Barbara was commissioned exclusively by international indigenous artistic retailer Mainie- led by artistic director Charmaine Saunders - to produce a piece of work for the recent launch of their new Cairns gallery late last year.

The work reflects Barbara’s ethos; passing on the knowledge, love and strength bestowed to her by her own grandmother. She says her grandmother‘s passing over ten years ago - and the grief and loss of that experience-  created a profound sense of connection to the women in her family and all they had endured.

“My grandmother was from the Stolen Generation. She arrived in Yarrabah in chains.” Barbara said. “She never spoke of it. She learnt to survive, endure. She got strong.
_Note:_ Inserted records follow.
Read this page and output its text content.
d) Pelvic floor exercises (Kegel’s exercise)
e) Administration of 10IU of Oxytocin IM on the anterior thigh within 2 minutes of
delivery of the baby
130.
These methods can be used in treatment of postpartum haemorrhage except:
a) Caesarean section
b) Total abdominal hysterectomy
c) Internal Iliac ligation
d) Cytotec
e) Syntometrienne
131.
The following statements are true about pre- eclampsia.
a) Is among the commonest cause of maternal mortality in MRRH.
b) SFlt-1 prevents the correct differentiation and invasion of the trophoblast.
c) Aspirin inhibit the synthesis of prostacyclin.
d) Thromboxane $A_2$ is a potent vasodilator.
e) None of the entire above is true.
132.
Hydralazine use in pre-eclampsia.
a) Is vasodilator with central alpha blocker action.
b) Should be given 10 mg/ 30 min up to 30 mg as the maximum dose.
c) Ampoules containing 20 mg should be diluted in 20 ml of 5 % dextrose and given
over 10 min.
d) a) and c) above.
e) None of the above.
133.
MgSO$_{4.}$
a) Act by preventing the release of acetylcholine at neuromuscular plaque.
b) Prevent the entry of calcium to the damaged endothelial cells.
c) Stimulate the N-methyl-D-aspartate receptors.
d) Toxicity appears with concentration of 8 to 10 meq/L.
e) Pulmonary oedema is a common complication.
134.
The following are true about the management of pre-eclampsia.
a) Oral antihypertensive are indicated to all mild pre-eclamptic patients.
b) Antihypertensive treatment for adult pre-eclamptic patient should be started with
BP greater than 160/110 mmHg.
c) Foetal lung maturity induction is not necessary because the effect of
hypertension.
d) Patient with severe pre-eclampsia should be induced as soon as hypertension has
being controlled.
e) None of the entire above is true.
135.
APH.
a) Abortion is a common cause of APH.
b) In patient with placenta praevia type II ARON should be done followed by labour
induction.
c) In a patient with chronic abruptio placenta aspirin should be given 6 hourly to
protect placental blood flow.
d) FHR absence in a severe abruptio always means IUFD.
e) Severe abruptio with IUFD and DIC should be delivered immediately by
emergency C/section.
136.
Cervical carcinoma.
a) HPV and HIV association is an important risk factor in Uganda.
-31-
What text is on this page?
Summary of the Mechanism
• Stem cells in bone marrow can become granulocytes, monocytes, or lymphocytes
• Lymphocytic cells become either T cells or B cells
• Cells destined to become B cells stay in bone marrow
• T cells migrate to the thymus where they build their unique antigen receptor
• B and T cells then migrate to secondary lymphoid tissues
And if it wasn’t for that I wouldn’t be here teaching my girls their stories.

“Her passing really affected me. Our old people, once they go, their stories live on through us. That was the main inspiration for my artwork. It’s the women who raised you and from that foundation is a mother’s strength.

“Being around my grandmother, mother and aunties, I thought a lot about a women’s strength and where that all came from, through generations of women who have had to endure.

“Even when they do pass away, their journey continues through you, and hopefully gets passed on to your own children.”

Barbara says now that she has raised two girls of her own, she understands more than ever the importance of creating a world where women and girls are valued and loved. 

“For me it all starts and ends with women and with a mother’s love and strength,” she said. “I have two daughters of my own. They’re 26 and 22 now, and I’ve passed on to them the stories of their grandmother and great-grandmother, so they know their foundation and culture and always know where they came from. Hopefully, one day, they can pass it on to their own children.”

“We’ve got such strong women in our family. They just do what they have to do to raise their family and community with little thought to their own pain and suffering.”

Barbara hopes that women everywhere find strength in the message of her paintings, and that they do continue to stay strong throughout life’s hardships and to continue the journey their ancestors started.

“I feel connected to abstract art,” she said.

“I hope women look at my painting and find themselves in there and see something of their own story. I want to teach women that it’s okay to have your down times but to always remember your strength.”